Pas Jaspert, il n’a pas intérêt, il ne va rien simuler !

 Fut un temps, la baisse durable de la natalité contenta les tenants des antiques théories malthusiennes. Cela venait à changer. Il faut dire que l’humain, il ne se démultipliait plus, il se terrait dans le ça, l’espèce périclitait à ce qu’on disait. Après des siècles d’une envolée démographique sans pareille, la population mondiale déclinait. En quelques décennies, la Terre avait perdu six milliards d’individus, ne comptant désormais plus que 24 milliards d’êtres bio, ou à peu près, tous genres confondus. Il apparaissait en outre que les interactions physiques corporelles se teintaient d’une connotation négative grandissante chez les bios. Ça, Anouké, ça la scandalisait. À tel point que les castes politiques s’accordaient sur le principe de favoriser les actes charnels véritables, adjoignant à cette fin volontariste des aides financières aux couples désireux de s’appliquer au travail de la reproduction.

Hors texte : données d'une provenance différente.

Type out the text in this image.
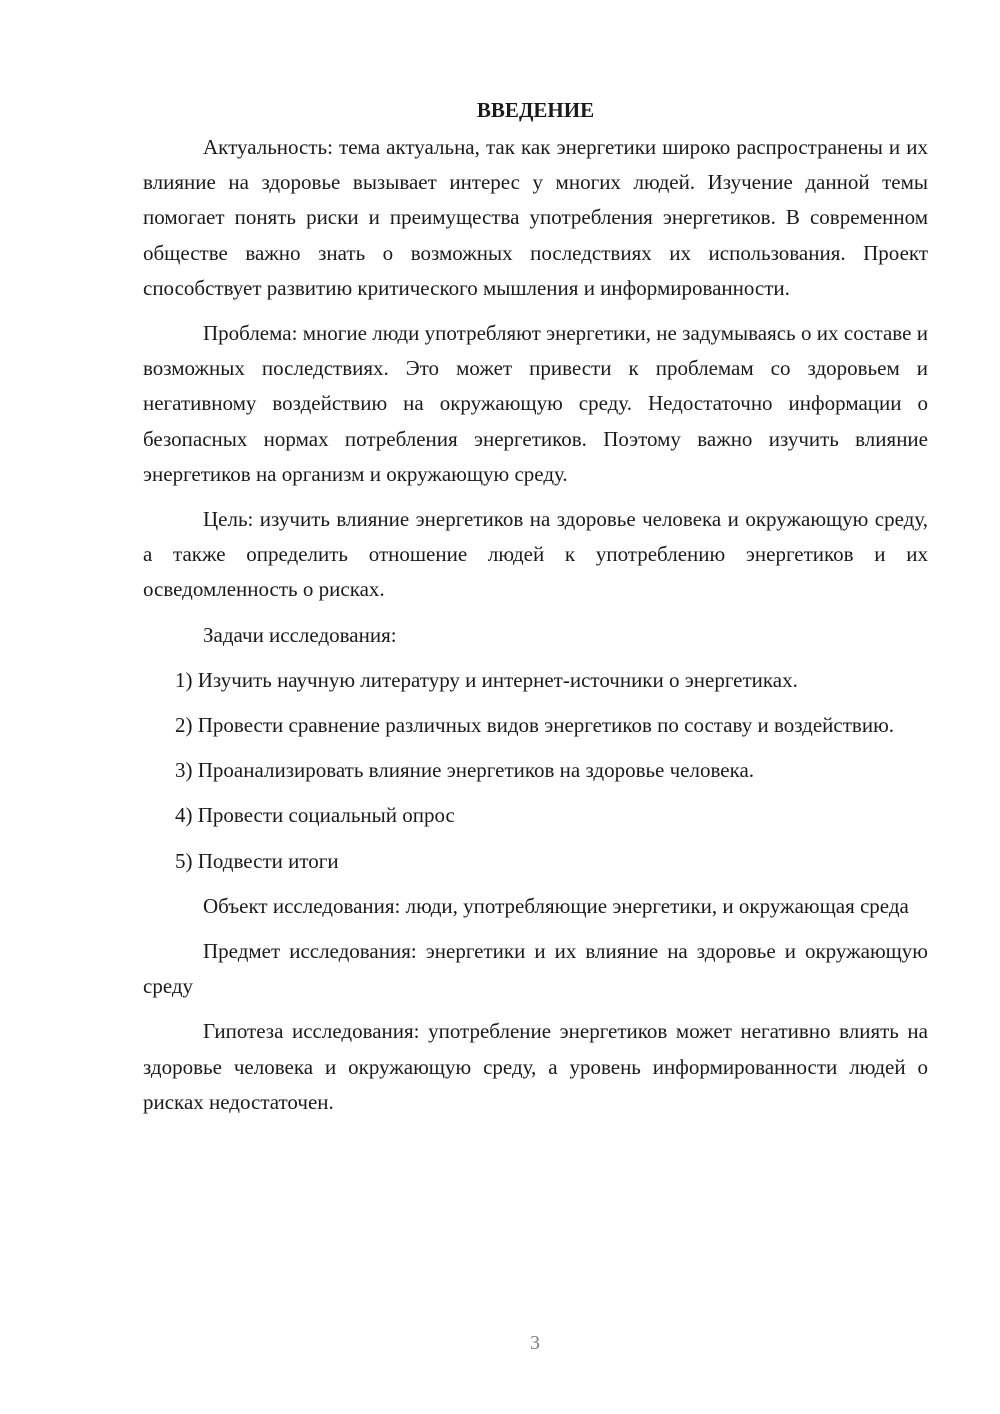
ВВЕДЕНИЕ

Актуальность: тема актуальна, так как энергетики широко распространены и их влияние на здоровье вызывает интерес у многих людей. Изучение данной темы помогает понять риски и преимущества употребления энергетиков. В современном обществе важно знать о возможных последствиях их использования. Проект способствует развитию критического мышления и информированности.

Проблема: многие люди употребляют энергетики, не задумываясь о их составе и возможных последствиях. Это может привести к проблемам со здоровьем и негативному воздействию на окружающую среду. Недостаточно информации о безопасных нормах потребления энергетиков. Поэтому важно изучить влияние энергетиков на организм и окружающую среду.

Цель: изучить влияние энергетиков на здоровье человека и окружающую среду, а также определить отношение людей к употреблению энергетиков и их осведомленность о рисках.

Задачи исследования:

1) Изучить научную литературу и интернет-источники о энергетиках.

2) Провести сравнение различных видов энергетиков по составу и воздействию.

3) Проанализировать влияние энергетиков на здоровье человека.

4) Провести социальный опрос

5) Подвести итоги

Объект исследования: люди, употребляющие энергетики, и окружающая среда

Предмет исследования: энергетики и их влияние на здоровье и окружающую среду

Гипотеза исследования: употребление энергетиков может негативно влиять на здоровье человека и окружающую среду, а уровень информированности людей о рисках недостаточен.

3
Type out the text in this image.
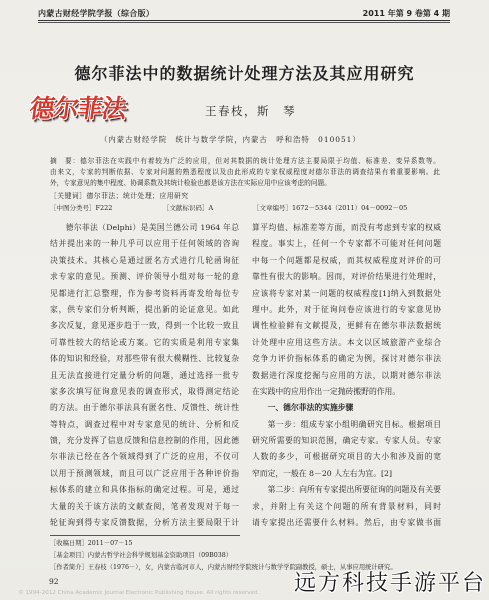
内蒙古财经学院学报（综合版）	2011 年第 9 卷第 4 期
德尔菲法中的数据统计处理方法及其应用研究
德尔菲法	王春枝，斯　琴
（内蒙古财经学院　统计与数学学院，内蒙古　呼和浩特　010051）
摘　要：德尔菲法在实践中有着较为广泛的应用，但对其数据的统计处理方法主要局限于均值、标准差、变异系数等。
由来文，专家的判断依据、专家对问题的熟悉程度以及由此形成的专家权威程度对德尔菲法的调查结果有着重要影响。此
外，专家意见的集中程度、协调系数及其统计检验也都是该方法在实际应用中应该考虑的问题。
［关键词］德尔菲法；统计处理；应用研究
［中图分类号］F222	［文献标识码］A	［文章编号］1672－5344（2011）04－0092－05
德尔菲法（Delphi）是美国兰德公司 1964 年总
结并提出来的一种几乎可以应用于任何领域的咨询
决策技术。其核心是通过匿名方式进行几轮函询征
求专家的意见。预测、评价领导小组对每一轮的意
见都进行汇总整理，作为参考资料再寄发给每位专
家，供专家们分析判断，提出新的论证意见。如此
多次反复，意见逐步趋于一致，得到一个比较一致且
可靠性较大的结论或方案。它的实质是利用专家集
体的知识和经验，对那些带有很大模糊性、比较复杂
且无法直接进行定量分析的问题，通过选择一批专
家多次填写征询意见表的调查形式，取得测定结论
的方法。由于德尔菲法具有匿名性、反馈性、统计性
等特点，调查过程中对专家意见的统计、分析和反
馈，充分发挥了信息反馈和信息控制的作用，因此德
尔菲法已经在各个领域得到了广泛的应用，不仅可
以用于预测领域，而且可以广泛应用于各种评价指
标体系的建立和具体指标的确定过程。可是，通过
大量的关于该方法的文献查阅，笔者发现对于每一
轮征询到得专家反馈数据，分析方法主要局限于计
算平均值、标准差等方面，而没有考虑到专家的权威
程度。事实上，任何一个专家都不可能对任何问题
中每一个问题都是权威，而其权威程度对评价的可
靠性有很大的影响。因而，对评价结果进行处理时，
应该将专家对某一问题的权威程度[1]纳入到数据处
理中。此外，对于征询问卷应该进行的专家意见协
调性检验鲜有文献提及，更鲜有在德尔菲法数据统
计处理中应用这些方法。本文以区域旅游产业综合
竞争力评价指标体系的确定为例，探讨对德尔菲法
数据进行深度挖掘与应用的方法，以期对德尔菲法
在实践中的应用作出一定抛砖搬野的作用。
一、德尔菲法的实施步骤
第一步：组成专家小组明确研究目标。根据项目
研究所需要的知识范围，确定专家。专家人员。专家
人数的多少，可根据研究项目的大小和涉及面的宽
窄而定，一般在 8－20 人左右为宜。[2]
第二步：向所有专家提出所要征询的问题及有关要
求，并附上有关这个问题的所有背景材料，同时
请专家提出还需要什么材料。然后，由专家做书面
［收稿日期］2011－07－15
［基金项目］内蒙古哲学社会科学规划基金资助项目（09B038）
［作者简介］王春枝（1976－），女，内蒙古临河市人，内蒙古财经学院统计与数学学院副教授，硕士，从事应用统计研究。
92
© 1994-2012 China Academic Journal Electronic Publishing House. All rights reserved. 远方科技手游平台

 Anouké, elle, elle mettait la main à la pâte. Elle était amoureuse.

 Mais de voir son petit ami se perdre dans l’illusion du SA l’irritait.

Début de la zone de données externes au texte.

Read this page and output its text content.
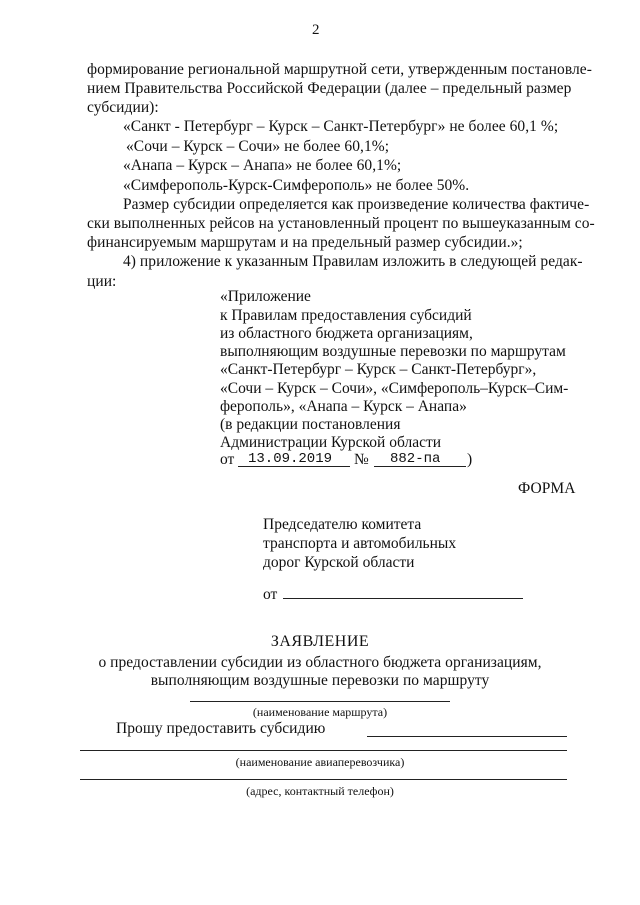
2
формирование региональной маршрутной сети, утвержденным постановле-
нием Правительства Российской Федерации (далее – предельный размер
субсидии):
«Санкт - Петербург – Курск – Санкт-Петербург» не более 60,1 %;
«Сочи – Курск – Сочи» не более 60,1%;
«Анапа – Курск – Анапа» не более 60,1%;
«Симферополь-Курск-Симферополь» не более 50%.
Размер субсидии определяется как произведение количества фактиче-
ски выполненных рейсов на установленный процент по вышеуказанным со-
финансируемым маршрутам и на предельный размер субсидии.»;
4) приложение к указанным Правилам изложить в следующей редак-
ции:
«Приложение
к Правилам предоставления субсидий
из областного бюджета организациям,
выполняющим воздушные перевозки по маршрутам
«Санкт-Петербург – Курск – Санкт-Петербург»,
«Сочи – Курск – Сочи», «Симферополь–Курск–Сим-
ферополь», «Анапа – Курск – Анапа»
(в редакции постановления
Администрации Курской области
от 13.09.2019 № 882-па )
ФОРМА
Председателю комитета
транспорта и автомобильных
дорог Курской области
от
ЗАЯВЛЕНИЕ
о предоставлении субсидии из областного бюджета организациям,
выполняющим воздушные перевозки по маршруту
(наименование маршрута)
Прошу предоставить субсидию
(наименование авиаперевозчика)
(адрес, контактный телефон)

 Le jeune homme se laissait corrompre par les chimères de ces jouissances numériques, et il n’y voyait aucun inconvénient. Qu’il était candide, naïf ! C’était ce qu’en pensait Anouké. Mais ce n’était pas tant qu’il se fasse happer par ça qui contrariait la jeune femme – le SA les piégeait tous –, mais plutôt que Jaspert y prenne plaisir. Pour Anouké, le plaisir, il était réel, pas virtuel. Pour Jaspert, tout plaisir était bon à prendre, mieux, il était la quintessence de l’existence, la preuve de vie. Vivre et jouir sans limites, partout, sous toutes ses formes. C’était consubstantiel à la vie, au pire, une raison de vivre. Le SA, corolaire, c’était la vie, il y prenait son pied. Point. Jaspert ne l’avait jamais exprimé ainsi, mais c’était ce qu’il eût dit, s’il en avait eu l’idée. Et les termes. Du moins, cette philosophie l’habitait, en silence, sans mots, inexprimable, mais c’était Jaspert, c’était son ressenti. D’ailleurs, qu’aurait eu Anouké à répondre à cet argumentaire ? Elle eût été toute confuse. Non que Jaspert exprimât telle opinion, elle en eut été fière, mais que ce point de vue se puisse se défendre, qu’il était même source d’une émancipation vitale, ça l’aurait poussée dans ses retranchements. Elle aurait même peut-être douté de ses propres opinions. Non, ça, ce n’était pas envisageable. Cela n’aurait fait que marquer une profonde divergence de fond, un antagonisme ontologique au sein de ce couple mignon tout plein. D’ailleurs, qu’aurait-elle eu à rétorquer ? Que le plaisir virtualisé n’avait rien de réel ? Car inexprimable en dehors du ça ? Qu’il n’avait donc aucune consistance, aucune nature réelle ? Si elle avait eu à débattre avec un Jaspert intello, alors le débat eût été sans fin. Bienheureusement, ce n’était pas le cas. Seule Anouké réfléchissait dans le couple. Jaspert l’admettait volontiers. Sans Anouké, il était perdu. Elle n’était pas l’ainée pour rien. Non que son petit ami soit dénué d’intelligence, seulement, à réfléchir, il ne prenait que peu de plaisir. Dans le ça, il n’y avait pas à réfléchir, mais qu’à glaner le plaisir.

— Pardon, ma Pupuce ! Je te promets de faire des efforts ! Mais, quand on est dans le système, c’est vrai que c’est hypnotique, plus rien ne compte.

— Ouais, bah, fais des efforts…

— Tu souhaites qu’on aille faire de la politique ?

 Cette fois, elle le regardait. Du plaisir réel, rien que du plaisir réel. Anouké, elle faisait dans le lobbying, elle se donnait corps et âme. Vraiment.